Боярин больше не спал. Государево слово каждого разбудит. Дело то́ и правда оказалось важное. И колдовство, и смертное убойство, и умысел на царский род. И князь Одоевский помянут и царский доктор Фынгаданов. А что еще на пытке откроется.

– Тут у меня, Юрий Ондреич, – сказал дьяк, – приказ изготовлен смоленскому воеводе, обыск[31] учинить, ратных людей расспросить и посацких тож про лекаря Ондрея Федотова. И ученика его разыскать, Емельку Кривого.

– Давай, ин, подпишу. А я великому государю доложу, указ спрошу – дохтура Фынгаданова допросить и боярина Одоевского. Ну, до завтрева, Иваныч. Устал я чего-то, отдохну малость. А там и обед.

Боярин встал, потянулся, ноги размял. Младший подъячий снял с гвоздя парчевую боярскую ферязь[32] и взял с полки высокую горлатную шапку. Но тут снова завизжала наружная дверь и в палату вошел подъячий. Бориско подошел и спросил, откуда он.

– Ну, кого там нанесло? – недовольно спросил боярин.

– То с Оптекарского приказа грамота. Велено тебе в руки передать, государь.

– С Оптекарского приказа? – крикнул дьяк, вытянув вперед длинную шею. – Давай, давай, скорея! – И он цепкой рукой ухватил свиток, не ожидая позволенья боярина.

– Пожди малость, Юрий Ондреич. То, ведомо, про зелье, про то, – заговорил он. – Нашли ль в ем дохтура отраву.

Боярин вздохнул, сел на лавку к окну, а дьяк поспешно сорвал печать, развернул свиток и стал читать:

«Октября в восьмой день дохтуры Степан Фынгаданов (Фон Гаден) и Михаил Грамон и аптекарь Яган Гутманш посланному зелью опыт учинили над тремя голуби: Одному голубю дали того зелья в молоке, другому в воде, а третьему смешали с мукой. И первый голубь стал блевать, и тот голубь жив остался. А второй и третий голубь спустя три часа померли. И то зелье к лекарству не годно. В нем положен мышьяк. А какие еще травы, то нам не ведомо. Какой человек будет то зелье внутрь принимать, случится ему смерть».
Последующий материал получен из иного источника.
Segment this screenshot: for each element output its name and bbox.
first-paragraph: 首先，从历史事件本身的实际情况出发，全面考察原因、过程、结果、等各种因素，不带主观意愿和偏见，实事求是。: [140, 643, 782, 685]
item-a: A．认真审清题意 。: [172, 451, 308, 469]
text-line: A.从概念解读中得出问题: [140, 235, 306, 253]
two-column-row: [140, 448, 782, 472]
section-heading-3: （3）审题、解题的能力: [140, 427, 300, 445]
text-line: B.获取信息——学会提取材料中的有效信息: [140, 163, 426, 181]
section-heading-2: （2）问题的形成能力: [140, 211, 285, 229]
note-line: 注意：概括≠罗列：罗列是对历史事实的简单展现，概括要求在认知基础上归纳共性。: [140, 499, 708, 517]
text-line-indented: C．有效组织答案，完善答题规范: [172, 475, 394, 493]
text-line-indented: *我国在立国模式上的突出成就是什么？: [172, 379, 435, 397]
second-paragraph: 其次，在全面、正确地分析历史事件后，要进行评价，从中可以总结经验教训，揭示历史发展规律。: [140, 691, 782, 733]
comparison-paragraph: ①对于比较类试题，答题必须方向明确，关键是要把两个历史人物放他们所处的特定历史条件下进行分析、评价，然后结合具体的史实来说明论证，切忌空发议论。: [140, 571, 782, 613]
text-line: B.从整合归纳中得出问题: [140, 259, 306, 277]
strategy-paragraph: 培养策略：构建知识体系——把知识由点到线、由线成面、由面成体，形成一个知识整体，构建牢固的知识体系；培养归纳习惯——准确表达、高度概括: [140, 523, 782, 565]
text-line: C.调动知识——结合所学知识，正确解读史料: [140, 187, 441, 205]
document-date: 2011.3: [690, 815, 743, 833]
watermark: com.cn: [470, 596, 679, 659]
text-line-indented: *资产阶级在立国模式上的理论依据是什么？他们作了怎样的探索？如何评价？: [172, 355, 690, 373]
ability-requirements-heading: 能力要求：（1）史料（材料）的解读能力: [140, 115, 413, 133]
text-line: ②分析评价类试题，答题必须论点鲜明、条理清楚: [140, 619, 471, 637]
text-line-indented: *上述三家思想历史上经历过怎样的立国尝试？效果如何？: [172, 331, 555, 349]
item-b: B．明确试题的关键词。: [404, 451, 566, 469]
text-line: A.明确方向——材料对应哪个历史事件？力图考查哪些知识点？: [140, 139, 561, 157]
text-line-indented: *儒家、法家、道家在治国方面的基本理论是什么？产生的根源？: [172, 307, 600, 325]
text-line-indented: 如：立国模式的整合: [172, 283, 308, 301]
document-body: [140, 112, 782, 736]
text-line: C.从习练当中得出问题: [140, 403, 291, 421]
– Ох! Да не может того статься! – крикнул вдруг Ондрейка.

Про него все словно и забыли. Как бабку горбунью увели, он стоял в углу точно каменный. Только как дьяк стал читать грамоту из Оптекарского приказа, он шагнул к столу.

– Вишь, не может статься! душегуб про́клятый – пережечь тебя надвое! Думал, сгубил – и концы в воду! Ан правда-то на свет и вышла!

– Да послухай ты меня, боярин. Не давал я младенцу отравы…

– Ведомо, сам на себя не скажешь. Вот ужо вздернут на дыбу, небось заговоришь. Отошлешь его, Иваныч, в Пытошную.

Отравное зелье

В горнице дома Одоевского лежала на лавке, спрятав лицо в изголовье, боярыня Овдотья Ермиловна. Телогрея боярыни была вся измята. Из под волосника[33] выбились пряди темных нечесанных волос.

Дверь тихо отворилась и в горницу вошла ключница.

– Матушка боярыня, гостья к тебе, Стрешнева боярыня, Наталья Панкратьевна.

Овдотья Ермиловна встала и пошла навстречу гостье.

– Заждалась я тебя, Наталья Панкратьевна. Что долго не шла?

Гостья скинула опашень[34] и убрус[35] на руки ключнице. Лицо боярыни было по обычаю набелено и нарумянено. Но смотрела гостья тоже не весело.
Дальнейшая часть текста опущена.